Iceland (the country) has grown weary of this arrangement, and on Friday took legal action against Iceland (the retailer), saying its enforcement of a trademark has prevented local firms from marketing their products using the name.
Iceland Foods holds a Europe-wide trademark for the name Iceland, which it has been trading under for 46 years.
“Iceland Foods has aggressively pursued and won multiple cases against Icelandic companies which use ‘ICELAND’ in their representation or as part of their trademark, even in cases when the products and services do not compete,” the government said in a statement.
The Icelandic government is now asking the European Union Intellectual Property Office to invalidate the trademark.
Iceland (the retailer) said it would “vigorously defend Iceland Foods’ established rights where there is any risk of confusion between our business and Iceland the country.” It also rejected charges that it had made “unrealistic and unacceptable demands” when approached about the issue.

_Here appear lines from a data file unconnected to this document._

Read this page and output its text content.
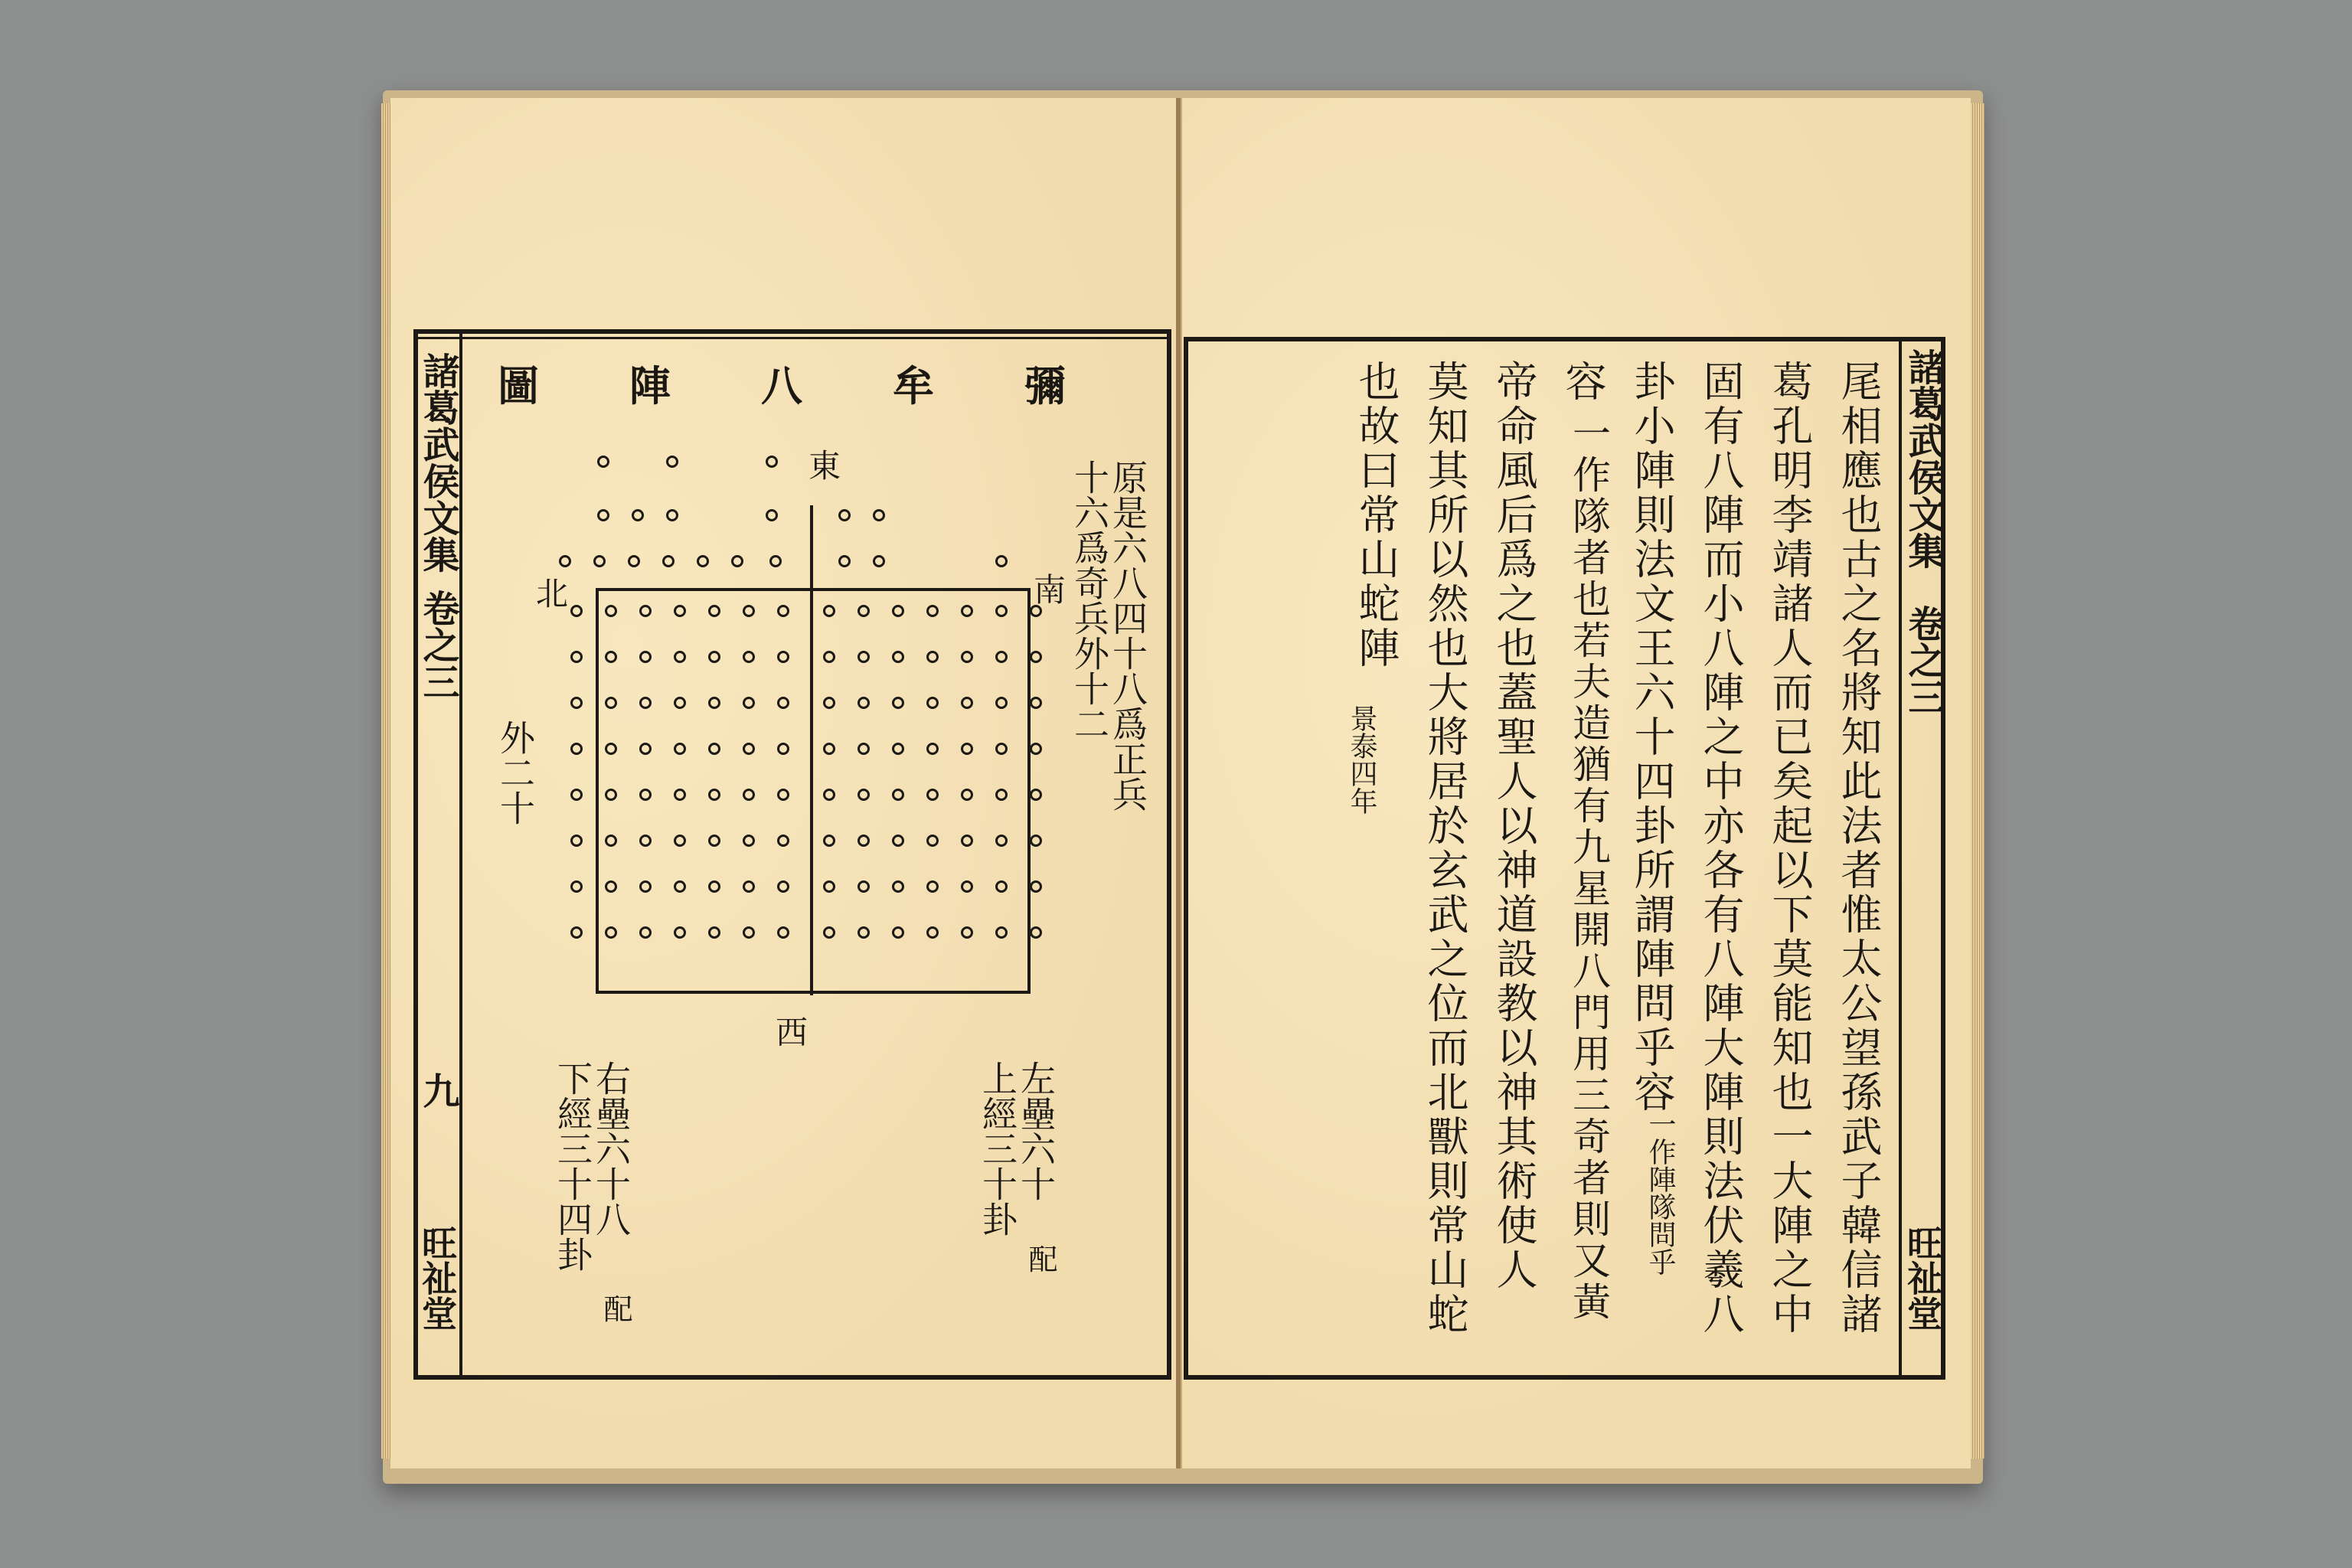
諸葛武侯文集
卷之三
九
旺祉堂
彌牟八陣圖
原是六八四十八爲正兵
十六爲奇兵外十二
東
南
西
北
外二十
左壘六十
上經三十卦
配
右壘六十八
下經三十四卦
配
諸葛武侯文集
卷之三
旺祉堂
尾相應也古之名將知此法者惟太公望孫武子韓信諸
葛孔明李靖諸人而已矣起以下莫能知也一大陣之中
固有八陣而小八陣之中亦各有八陣大陣則法伏羲八
卦小陣則法文王六十四卦所謂陣問乎容
一作陣隊問乎
容
一作隊者也若夫造猶有九星開八門用三奇者則又黃
帝命風后爲之也蓋聖人以神道設教以神其術使人
莫知其所以然也大將居於玄武之位而北獸則常山蛇
也故曰常山蛇陣
景泰四年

On Friday, the chain even posted a tongue-in-cheek tweet: “If you’re wondering about our stance on this court case, we’re firmly on the side of Iceland,” it said.
The island nation of Iceland has population of just over 330,000. It is a popular tourist destination, and is especially famous for its volcanoes, geysers, mountains and glaciers.
It was hit hard by the 2008 financial crisis, which caused several of its top banks to collapse.